Harabat ehline hor bakma şakird
Defineye malik viraneler var
Sanki bu dizelerde vurgulana derinliği algılıyordu. Sazcı kendini unutmuştu. 
"Fahri" tapşırması ile deyişler yazardı. Ama o Mamaş bağlama geleneğinin en özgün kişiliklerinden biriydi. Deli Derviş'ten sonra geleneksel bağlamanın tek ustasıydı. Soyadı yasası çıktığında "Fırtına" soyadını almıştı. Gerçekte bu adı ona kaymakam vermişti. "Sen fırtına gibi saz çalıyorsun.

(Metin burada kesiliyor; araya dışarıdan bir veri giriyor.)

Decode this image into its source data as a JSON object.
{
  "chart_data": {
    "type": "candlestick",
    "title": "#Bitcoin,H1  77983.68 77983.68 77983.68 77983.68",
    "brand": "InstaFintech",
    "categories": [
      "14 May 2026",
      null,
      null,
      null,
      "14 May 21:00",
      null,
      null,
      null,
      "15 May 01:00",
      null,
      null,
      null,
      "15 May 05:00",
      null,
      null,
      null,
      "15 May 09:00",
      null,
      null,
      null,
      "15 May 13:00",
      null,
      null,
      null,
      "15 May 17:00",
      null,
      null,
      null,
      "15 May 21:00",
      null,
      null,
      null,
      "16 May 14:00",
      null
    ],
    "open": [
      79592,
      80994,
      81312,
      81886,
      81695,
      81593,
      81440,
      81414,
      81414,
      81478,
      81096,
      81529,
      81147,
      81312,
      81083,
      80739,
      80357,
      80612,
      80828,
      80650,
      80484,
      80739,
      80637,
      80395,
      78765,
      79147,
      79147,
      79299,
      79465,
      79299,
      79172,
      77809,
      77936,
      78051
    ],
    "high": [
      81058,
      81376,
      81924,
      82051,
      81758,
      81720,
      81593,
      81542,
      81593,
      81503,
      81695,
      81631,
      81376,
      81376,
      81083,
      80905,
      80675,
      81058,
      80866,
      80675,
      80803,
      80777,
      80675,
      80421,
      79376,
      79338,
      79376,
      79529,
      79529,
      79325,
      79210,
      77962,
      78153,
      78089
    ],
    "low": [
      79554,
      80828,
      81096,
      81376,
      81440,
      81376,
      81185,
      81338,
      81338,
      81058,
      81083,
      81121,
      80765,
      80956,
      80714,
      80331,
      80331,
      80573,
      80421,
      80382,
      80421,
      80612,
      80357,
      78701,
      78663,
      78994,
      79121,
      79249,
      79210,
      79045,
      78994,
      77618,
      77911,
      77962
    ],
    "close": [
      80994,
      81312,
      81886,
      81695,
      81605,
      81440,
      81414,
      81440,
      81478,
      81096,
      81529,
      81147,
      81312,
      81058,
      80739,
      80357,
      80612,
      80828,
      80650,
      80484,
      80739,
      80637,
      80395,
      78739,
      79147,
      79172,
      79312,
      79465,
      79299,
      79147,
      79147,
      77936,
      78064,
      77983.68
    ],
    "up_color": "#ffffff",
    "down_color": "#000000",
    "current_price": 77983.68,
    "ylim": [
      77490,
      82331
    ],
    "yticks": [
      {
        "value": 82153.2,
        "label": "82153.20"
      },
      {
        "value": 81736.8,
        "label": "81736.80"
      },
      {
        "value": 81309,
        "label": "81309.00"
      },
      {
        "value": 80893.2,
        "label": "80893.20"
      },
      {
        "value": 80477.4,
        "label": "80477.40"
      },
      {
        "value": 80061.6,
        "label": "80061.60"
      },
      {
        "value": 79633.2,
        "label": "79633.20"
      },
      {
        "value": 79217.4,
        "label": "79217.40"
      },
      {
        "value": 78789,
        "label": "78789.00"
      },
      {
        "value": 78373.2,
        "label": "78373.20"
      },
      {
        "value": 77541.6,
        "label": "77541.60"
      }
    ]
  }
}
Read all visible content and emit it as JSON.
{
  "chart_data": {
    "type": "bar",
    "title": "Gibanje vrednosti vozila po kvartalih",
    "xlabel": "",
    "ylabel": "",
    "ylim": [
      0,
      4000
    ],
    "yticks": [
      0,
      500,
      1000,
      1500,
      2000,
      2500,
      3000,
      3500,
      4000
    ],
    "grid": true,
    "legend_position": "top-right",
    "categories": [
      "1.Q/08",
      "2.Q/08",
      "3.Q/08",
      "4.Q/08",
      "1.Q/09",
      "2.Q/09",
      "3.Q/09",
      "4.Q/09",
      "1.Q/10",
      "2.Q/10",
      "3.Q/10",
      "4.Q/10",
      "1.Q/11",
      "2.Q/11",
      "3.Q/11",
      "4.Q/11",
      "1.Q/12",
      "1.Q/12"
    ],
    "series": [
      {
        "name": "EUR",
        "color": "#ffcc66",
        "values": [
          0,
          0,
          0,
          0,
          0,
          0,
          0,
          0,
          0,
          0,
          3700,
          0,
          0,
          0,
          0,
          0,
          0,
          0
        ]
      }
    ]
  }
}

Senin soyadın "Fırtına" olsun" demişti.
Gerçekten fırtına gibi doludizgin çalardı Aşık Süleyman. Otuzlu yıllarda ilçe büyükleri­nin sofrasının eksiği çekilen sazcısıydı. Suzânî, Revânî ve oğlu Haydar'la birlikte bu sof­ralarda saz döktürürdü. Ama bağlaması ne ölçüde tatlıysa, sarhoşluğu o ölçüde tatsızdı, çekil­mezdi. İster köyde içsin, is­terse bu büyüklerin masalarında içsin, sarhoş olunca kişiliğini yiti­rirdi. Bu yüzden zaman zaman bu sofraların dışına itilme­ye başladı. Ve bu durum ona çok ağır geldi.

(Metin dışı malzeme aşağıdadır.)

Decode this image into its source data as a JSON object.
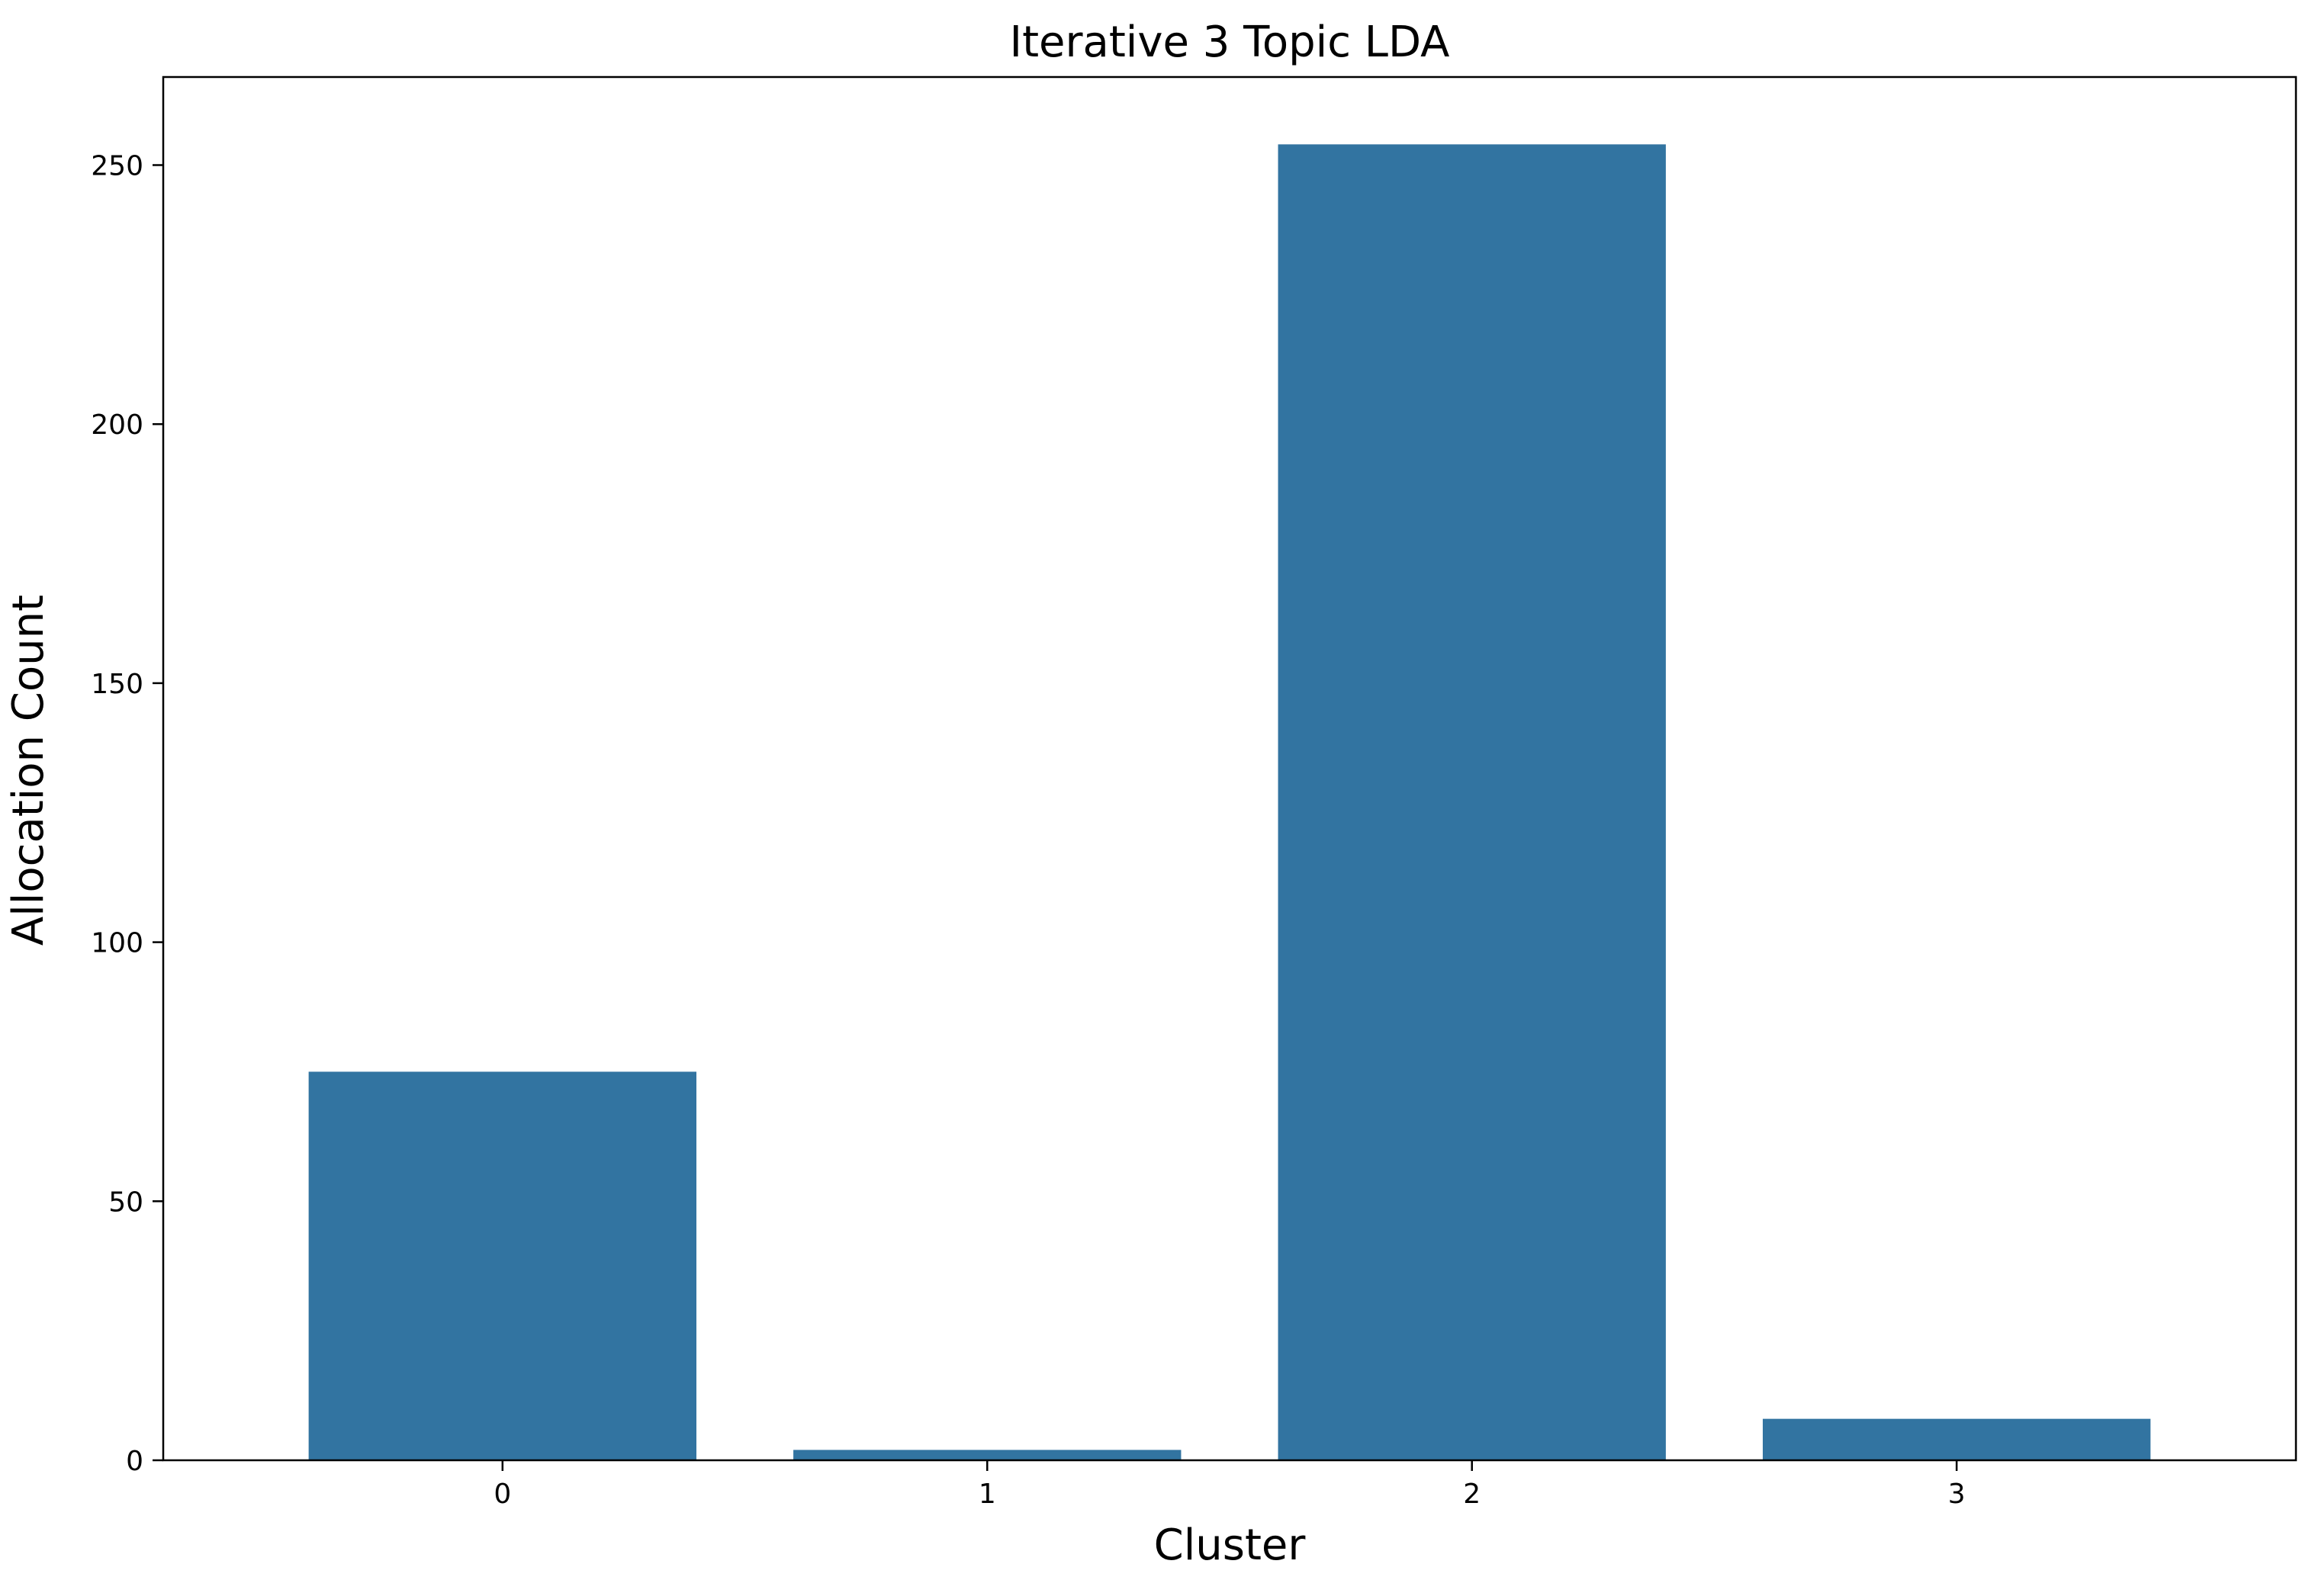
{
  "chart_data": {
    "type": "bar",
    "title": "Iterative 3 Topic LDA",
    "xlabel": "Cluster",
    "ylabel": "Allocation Count",
    "categories": [
      "0",
      "1",
      "2",
      "3"
    ],
    "values": [
      75,
      2,
      254,
      8
    ],
    "ylim": [
      0,
      267
    ],
    "yticks": [
      0,
      50,
      100,
      150,
      200,
      250
    ],
    "grid": false,
    "legend": "none",
    "bar_color": "#3274A1"
  }
}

1931 Sivas Halk Şairleri bayramında en öz­gün bağlama us­tası seçilmişti. Gerçekte bağlamada Suzânî de çok üstündü. Ne var ki, dönemine göre onun bağlaması daha moderndi. Aşık Süleyman ise geleneksel bağlama ustasıydı. Suzânî ve Revânî gibi, bağlamayı o da Aşık Hasan'dan öğrenmişti. Nitekim Atatürk'e seslenen bir şiirinde bunu vurguladı. Ama sonuçta her yiğidin ayrı bir yoğurt yiyişi vardı. Revânî, Suzânî baş­kaydı, Aşık Süyleman başkaydı.

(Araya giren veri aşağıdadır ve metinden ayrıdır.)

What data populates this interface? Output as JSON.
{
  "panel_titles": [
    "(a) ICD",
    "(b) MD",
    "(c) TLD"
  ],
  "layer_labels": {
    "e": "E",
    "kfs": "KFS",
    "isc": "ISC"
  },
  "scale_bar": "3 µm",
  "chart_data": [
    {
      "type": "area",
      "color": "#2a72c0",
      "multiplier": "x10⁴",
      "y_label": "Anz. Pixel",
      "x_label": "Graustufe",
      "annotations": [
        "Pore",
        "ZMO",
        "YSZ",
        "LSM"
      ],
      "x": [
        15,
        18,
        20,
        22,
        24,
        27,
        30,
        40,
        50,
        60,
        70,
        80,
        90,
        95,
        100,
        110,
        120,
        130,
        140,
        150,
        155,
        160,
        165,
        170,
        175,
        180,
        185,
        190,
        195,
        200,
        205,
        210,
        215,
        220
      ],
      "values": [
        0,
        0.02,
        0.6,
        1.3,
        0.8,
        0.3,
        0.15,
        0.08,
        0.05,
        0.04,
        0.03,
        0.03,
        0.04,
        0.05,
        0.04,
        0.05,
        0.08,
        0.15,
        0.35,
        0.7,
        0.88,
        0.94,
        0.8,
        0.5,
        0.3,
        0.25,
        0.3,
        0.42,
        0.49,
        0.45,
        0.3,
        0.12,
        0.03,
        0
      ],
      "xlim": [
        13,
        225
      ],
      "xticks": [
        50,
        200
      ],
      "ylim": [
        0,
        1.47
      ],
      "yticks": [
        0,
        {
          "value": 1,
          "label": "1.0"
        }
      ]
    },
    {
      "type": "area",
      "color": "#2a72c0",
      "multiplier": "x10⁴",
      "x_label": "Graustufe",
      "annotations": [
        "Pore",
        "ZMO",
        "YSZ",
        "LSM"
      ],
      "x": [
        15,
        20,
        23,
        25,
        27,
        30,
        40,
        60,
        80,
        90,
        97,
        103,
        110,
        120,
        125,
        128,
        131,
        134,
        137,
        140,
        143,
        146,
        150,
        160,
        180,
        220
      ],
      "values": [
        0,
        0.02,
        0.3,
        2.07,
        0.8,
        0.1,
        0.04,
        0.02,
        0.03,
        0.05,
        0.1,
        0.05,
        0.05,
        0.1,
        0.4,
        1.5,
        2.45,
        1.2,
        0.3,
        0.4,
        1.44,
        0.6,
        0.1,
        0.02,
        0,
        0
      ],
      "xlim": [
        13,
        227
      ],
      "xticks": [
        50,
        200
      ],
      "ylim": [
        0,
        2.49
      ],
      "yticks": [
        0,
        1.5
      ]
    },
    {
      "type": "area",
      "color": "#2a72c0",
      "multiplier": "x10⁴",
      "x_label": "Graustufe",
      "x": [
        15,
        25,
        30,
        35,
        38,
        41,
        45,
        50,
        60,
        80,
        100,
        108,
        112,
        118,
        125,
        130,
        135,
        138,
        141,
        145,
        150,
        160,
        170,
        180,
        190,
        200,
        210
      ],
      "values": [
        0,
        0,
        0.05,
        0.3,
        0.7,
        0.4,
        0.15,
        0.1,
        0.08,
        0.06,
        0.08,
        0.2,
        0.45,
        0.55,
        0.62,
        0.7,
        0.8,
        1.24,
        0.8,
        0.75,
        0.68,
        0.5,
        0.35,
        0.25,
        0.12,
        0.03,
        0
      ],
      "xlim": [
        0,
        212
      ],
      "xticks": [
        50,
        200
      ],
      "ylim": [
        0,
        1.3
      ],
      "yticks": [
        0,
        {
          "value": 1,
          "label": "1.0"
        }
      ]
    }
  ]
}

1931 Halk şairleri bayramında yazdığı yemek koşması bu açıdan ilginçti. Tümüyle açlığı anlatıyordu. Osmanlı döne­minde ağır sıkıntılar içinde yaşamıştı. Cumhuriyet dömeninde saygınlık ka­zanmıştı. Kemal Paşa'dan tek dileği vardı. Bir çift öküz istiyordu. Ama onu da almamıştı. O günlerde Aşık Veysel'in plak çıkardığını öğrenmişti. Oğlu Haydar'a seslen­di:
“Ben hemen İstanbul'a gideceğim. Kör Veysel plak çıkar­mış. Onun kaç paralık sazı var ki plak bastırsın. Hele görsün­ler saz nasıl çalınırmış!”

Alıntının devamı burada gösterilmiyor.